Sebanyak 46 peserta mengikuti kegiatan tersebut. Mereka terdiri dari unsur pemerintah daerah, organisasi perangkat daerah, Bunda PAUD, pendidik PAUD dan sekolah dasar, organisasi profesi, serta berbagai pemangku kepentingan di bidang pendidikan.

Lokakarya merupakan bagian dari kolaborasi Pemerintah Kabupaten Kayong Utara dengan Program KREASI yang didukung Global Partnership for Education (GPE) dan diimplementasikan oleh Save the Children Indonesia bersama Majelis Dikdasmen dan PNF Pimpinan Pusat Muhammadiyah.

Bunda PAUD Kabupaten Kayong Utara, Haslinda Amru, mengatakan pendidikan anak usia dini menjadi fondasi penting dalam membentuk karakter, kemandirian, dan kesiapan belajar anak sebelum memasuki jenjang sekolah dasar.

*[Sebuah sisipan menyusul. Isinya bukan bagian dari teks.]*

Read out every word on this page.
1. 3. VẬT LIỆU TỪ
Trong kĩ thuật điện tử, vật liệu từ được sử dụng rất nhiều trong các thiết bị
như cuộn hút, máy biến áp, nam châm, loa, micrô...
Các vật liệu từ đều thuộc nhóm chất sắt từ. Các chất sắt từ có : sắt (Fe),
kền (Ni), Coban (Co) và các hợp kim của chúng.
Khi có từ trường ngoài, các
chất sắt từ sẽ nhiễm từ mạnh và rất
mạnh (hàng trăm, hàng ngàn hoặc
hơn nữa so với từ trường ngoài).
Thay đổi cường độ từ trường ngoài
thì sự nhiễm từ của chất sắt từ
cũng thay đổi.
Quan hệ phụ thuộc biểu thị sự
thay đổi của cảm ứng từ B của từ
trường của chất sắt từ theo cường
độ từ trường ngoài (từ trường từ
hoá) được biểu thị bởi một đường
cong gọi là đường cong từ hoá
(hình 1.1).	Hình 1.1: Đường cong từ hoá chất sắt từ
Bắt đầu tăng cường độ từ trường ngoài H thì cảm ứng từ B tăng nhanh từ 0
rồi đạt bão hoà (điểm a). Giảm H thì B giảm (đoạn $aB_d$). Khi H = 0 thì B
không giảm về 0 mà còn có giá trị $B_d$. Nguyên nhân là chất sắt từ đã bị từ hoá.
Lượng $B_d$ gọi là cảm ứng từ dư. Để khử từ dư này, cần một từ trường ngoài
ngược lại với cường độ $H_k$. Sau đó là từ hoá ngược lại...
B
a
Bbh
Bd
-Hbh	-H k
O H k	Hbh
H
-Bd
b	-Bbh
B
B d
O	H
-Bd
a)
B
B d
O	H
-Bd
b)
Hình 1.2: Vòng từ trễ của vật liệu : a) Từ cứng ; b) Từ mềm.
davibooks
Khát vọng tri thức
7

Menurutnya, keberhasilan pelaksanaan Wajib Belajar 13 Tahun memerlukan dukungan dari berbagai pihak, mulai dari keluarga, satuan pendidikan hingga pemerintah daerah.

Lokakarya membahas sejumlah isu strategis, di antaranya peningkatan kualitas layanan PAUD, pelaksanaan MPLS yang ramah anak, implementasi transisi PAUD ke SD, serta penguatan kolaborasi pemerintah daerah dalam mendukung layanan pendidikan anak usia dini yang berkualitas.

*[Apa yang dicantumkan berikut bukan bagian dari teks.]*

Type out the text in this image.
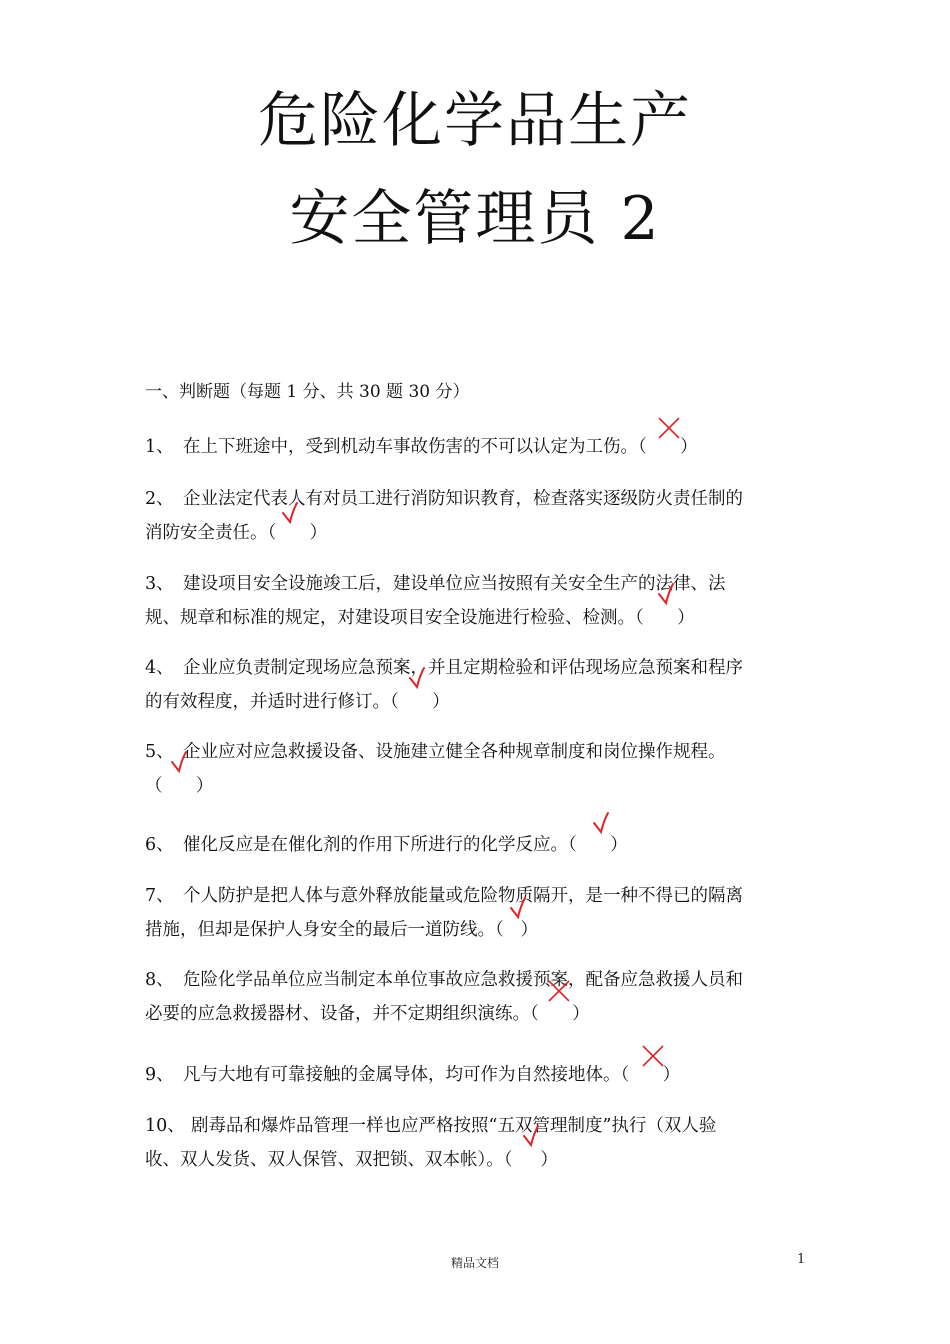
危险化学品生产
安全管理员 2
一、判断题（每题 1 分、共 30 题 30 分）
1、 在上下班途中，受到机动车事故伤害的不可以认定为工伤。（ ）
2、 企业法定代表人有对员工进行消防知识教育，检查落实逐级防火责任制的
消防安全责任。（ ）
3、 建设项目安全设施竣工后，建设单位应当按照有关安全生产的法律、法
规、规章和标准的规定，对建设项目安全设施进行检验、检测。（ ）
4、 企业应负责制定现场应急预案，并且定期检验和评估现场应急预案和程序
的有效程度，并适时进行修订。（ ）
5、 企业应对应急救援设备、设施建立健全各种规章制度和岗位操作规程。
（ ）
6、 催化反应是在催化剂的作用下所进行的化学反应。（ ）
7、 个人防护是把人体与意外释放能量或危险物质隔开，是一种不得已的隔离
措施，但却是保护人身安全的最后一道防线。（ ）
8、 危险化学品单位应当制定本单位事故应急救援预案，配备应急救援人员和
必要的应急救援器材、设备，并不定期组织演练。（ ）
9、 凡与大地有可靠接触的金属导体，均可作为自然接地体。（ ）
10、 剧毒品和爆炸品管理一样也应严格按照“五双管理制度”执行（双人验
收、双人发货、双人保管、双把锁、双本帐）。（ ）
精品文档	1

Dalam sesi pemaparan, narasumber Nurhasanah, Yenni Susanti, dan Ratna Dewi menekankan bahwa kesiapan anak memasuki sekolah dasar tidak hanya ditentukan oleh kemampuan membaca, menulis, dan berhitung.

Mereka menilai aspek sosial-emosional, kemandirian, kemampuan berinteraksi, serta rasa percaya diri menjadi faktor yang tidak kalah penting agar anak mampu beradaptasi dengan lingkungan sekolah secara optimal.

Hasil diskusi kelompok menunjukkan anak yang pernah mengikuti pendidikan PAUD umumnya lebih cepat beradaptasi saat memasuki sekolah dasar. Mereka dinilai lebih mandiri, mudah berinteraksi dengan guru maupun teman sebaya, serta lebih siap mengikuti proses pembelajaran.

Sebaliknya, anak yang belum memperoleh layanan PAUD cenderung membutuhkan waktu lebih lama untuk menyesuaikan diri dengan lingkungan sekolah dan aturan yang berlaku.

Peserta juga mengidentifikasi sejumlah tantangan yang masih dihadapi, seperti belum optimalnya keterlibatan keluarga dalam mempersiapkan anak, perlunya peningkatan kapasitas guru dalam menerapkan pembelajaran positif, serta perlunya memperkuat sinergi antara satuan PAUD dan sekolah dasar.

“Kesiapan anak memasuki sekolah dasar bukan hanya diukur dari kemampuan membaca, menulis, dan berhitung, tetapi juga kesiapan sosial, emosional, kemandirian, kemampuan berinteraksi, serta rasa percaya diri,” ujar Nurhasanah.

Melalui lokakarya tersebut, seluruh peserta berkomitmen memperkuat kolaborasi antara pemerintah daerah, satuan pendidikan, keluarga, dan masyarakat guna mewujudkan pelaksanaan MPLS yang ramah anak serta mempercepat implementasi Transisi PAUD ke SD yang Menyenangkan di Kabupaten Kayong Utara.

Hasil pembahasan dalam lokakarya selanjutnya akan menjadi masukan bagi Pemerintah Kabupaten Kayong Utara dalam menyusun kebijakan untuk meningkatkan kualitas layanan pendidikan anak usia dini sekaligus mendukung pelaksanaan Wajib Belajar 13 Tahun.